Architectural Techniques to Enhance the Efficiency of Accelerator-Centric Architectures
- Author(s): Hao, Yuchen
- Advisor(s): Reinman, Glenn D
- et al.
In light of the failure of Dennard scaling and recent slowdown of Moore's Law, both industry and academia seek drastic measures to sustain the scalability of computing in order to meet the ever-growing demands. Customized hardware accelerator in the form of specialized datapath and memory management has gained popularity for its promise of orders-of-magnitude performance and energy gains compared to general-purpose cores. The computer architecture community has proposed many heterogeneous systems that integrate a rich set of customized accelerators onto the same die. While such architectures promise tremendous performance/watt targets, our ability to reap the benefit of hardware acceleration is limited by the efficiency of the integration.
This dissertation presents a series of architectural techniques to enhance the efficiency of accelerator-centric architectures. Staring with physical integration, we propose the Hybrid network with Predictive Reservation (HPR) to reduce data movement overhead on the on-chip interconnection network. The proposed hybrid-switching approach prioritizes accelerator traffic using circuit-switching while minimizes the interference caused to regular traffic. Moreover, to enhance the logical integration of customized accelerators, this dissertation presents an efficient address translation support for accelerator-centric architectures. We observe that accelerators exhibit page split phenomenon due to data tiling and immense sensitivity to address translation latency. We use this observation to design two-level TLBs and host page walk to reduce TLB misses and page walk latency, which provides within 6.4\% of ideal performance. Finally, on-chip accelerators are only part of the entire system.
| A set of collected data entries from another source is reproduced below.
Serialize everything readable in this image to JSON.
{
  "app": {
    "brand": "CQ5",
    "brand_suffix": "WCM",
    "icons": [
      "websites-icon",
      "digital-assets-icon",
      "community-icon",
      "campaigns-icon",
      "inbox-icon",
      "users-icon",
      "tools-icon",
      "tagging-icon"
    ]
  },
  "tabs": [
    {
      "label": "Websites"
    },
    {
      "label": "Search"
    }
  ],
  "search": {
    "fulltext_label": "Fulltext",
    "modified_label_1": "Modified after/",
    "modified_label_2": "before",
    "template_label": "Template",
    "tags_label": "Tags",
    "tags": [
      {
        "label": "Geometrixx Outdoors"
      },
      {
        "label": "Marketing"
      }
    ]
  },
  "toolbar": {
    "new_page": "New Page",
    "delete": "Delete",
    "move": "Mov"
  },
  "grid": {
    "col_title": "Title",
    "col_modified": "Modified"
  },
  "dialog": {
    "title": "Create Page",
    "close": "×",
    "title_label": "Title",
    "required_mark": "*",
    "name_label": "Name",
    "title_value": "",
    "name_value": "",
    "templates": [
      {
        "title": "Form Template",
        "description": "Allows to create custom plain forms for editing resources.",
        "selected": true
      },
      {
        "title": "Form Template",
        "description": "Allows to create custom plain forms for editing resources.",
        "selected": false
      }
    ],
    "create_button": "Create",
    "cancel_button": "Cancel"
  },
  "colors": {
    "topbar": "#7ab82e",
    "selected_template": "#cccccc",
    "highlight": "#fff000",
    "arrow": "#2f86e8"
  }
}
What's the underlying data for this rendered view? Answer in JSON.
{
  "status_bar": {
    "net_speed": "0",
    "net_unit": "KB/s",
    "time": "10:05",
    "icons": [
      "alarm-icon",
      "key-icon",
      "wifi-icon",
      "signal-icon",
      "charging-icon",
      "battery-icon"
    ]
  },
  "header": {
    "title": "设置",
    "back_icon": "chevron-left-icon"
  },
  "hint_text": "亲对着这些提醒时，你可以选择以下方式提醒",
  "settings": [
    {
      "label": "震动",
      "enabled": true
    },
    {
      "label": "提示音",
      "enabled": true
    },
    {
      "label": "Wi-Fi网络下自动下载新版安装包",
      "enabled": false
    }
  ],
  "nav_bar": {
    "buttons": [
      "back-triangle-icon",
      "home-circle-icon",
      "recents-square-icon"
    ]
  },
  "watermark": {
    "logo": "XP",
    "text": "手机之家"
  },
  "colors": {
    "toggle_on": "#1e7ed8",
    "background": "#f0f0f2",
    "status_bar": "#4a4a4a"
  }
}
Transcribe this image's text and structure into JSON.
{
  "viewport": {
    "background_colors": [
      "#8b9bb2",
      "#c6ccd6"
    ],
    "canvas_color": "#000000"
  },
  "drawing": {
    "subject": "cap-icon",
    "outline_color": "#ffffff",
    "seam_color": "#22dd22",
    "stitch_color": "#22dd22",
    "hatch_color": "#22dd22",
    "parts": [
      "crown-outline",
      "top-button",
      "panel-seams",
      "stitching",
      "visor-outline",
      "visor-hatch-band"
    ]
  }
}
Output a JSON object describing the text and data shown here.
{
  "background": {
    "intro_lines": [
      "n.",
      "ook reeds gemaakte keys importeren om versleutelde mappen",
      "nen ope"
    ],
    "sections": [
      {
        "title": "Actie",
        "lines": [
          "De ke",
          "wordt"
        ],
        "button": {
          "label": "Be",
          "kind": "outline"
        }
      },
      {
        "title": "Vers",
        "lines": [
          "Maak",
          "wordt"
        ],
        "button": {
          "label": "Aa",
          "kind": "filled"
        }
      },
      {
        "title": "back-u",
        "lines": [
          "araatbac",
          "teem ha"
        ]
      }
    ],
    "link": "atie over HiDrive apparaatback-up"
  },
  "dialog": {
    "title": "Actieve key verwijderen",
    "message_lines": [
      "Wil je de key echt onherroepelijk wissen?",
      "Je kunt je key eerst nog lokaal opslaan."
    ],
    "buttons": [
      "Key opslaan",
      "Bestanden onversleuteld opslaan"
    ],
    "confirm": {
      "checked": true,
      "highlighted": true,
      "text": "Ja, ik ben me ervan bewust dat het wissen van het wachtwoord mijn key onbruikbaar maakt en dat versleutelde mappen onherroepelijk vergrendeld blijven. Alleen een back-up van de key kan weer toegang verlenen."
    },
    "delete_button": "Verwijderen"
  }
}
To eliminate data movement across chip boundaries, we present the compute hierarchy which integrates accelerators to each level of the conventional memory hierarchy, offering distinct compute and memory capabilities. We propose a global accelerators manager to coordinate between accelerators in different levels and demonstrate its effectiveness by deploying a content-based image retrieval system.
The techniques described in this dissertation demonstrate some initial steps towards efficient accelerator-centric architectures. We hope that this work, and other research in the area, will address many issues of integrating customized accelerators, unlocking end-to-end system performance and energy efficiency and opening up new opportunities for efficient architecture design.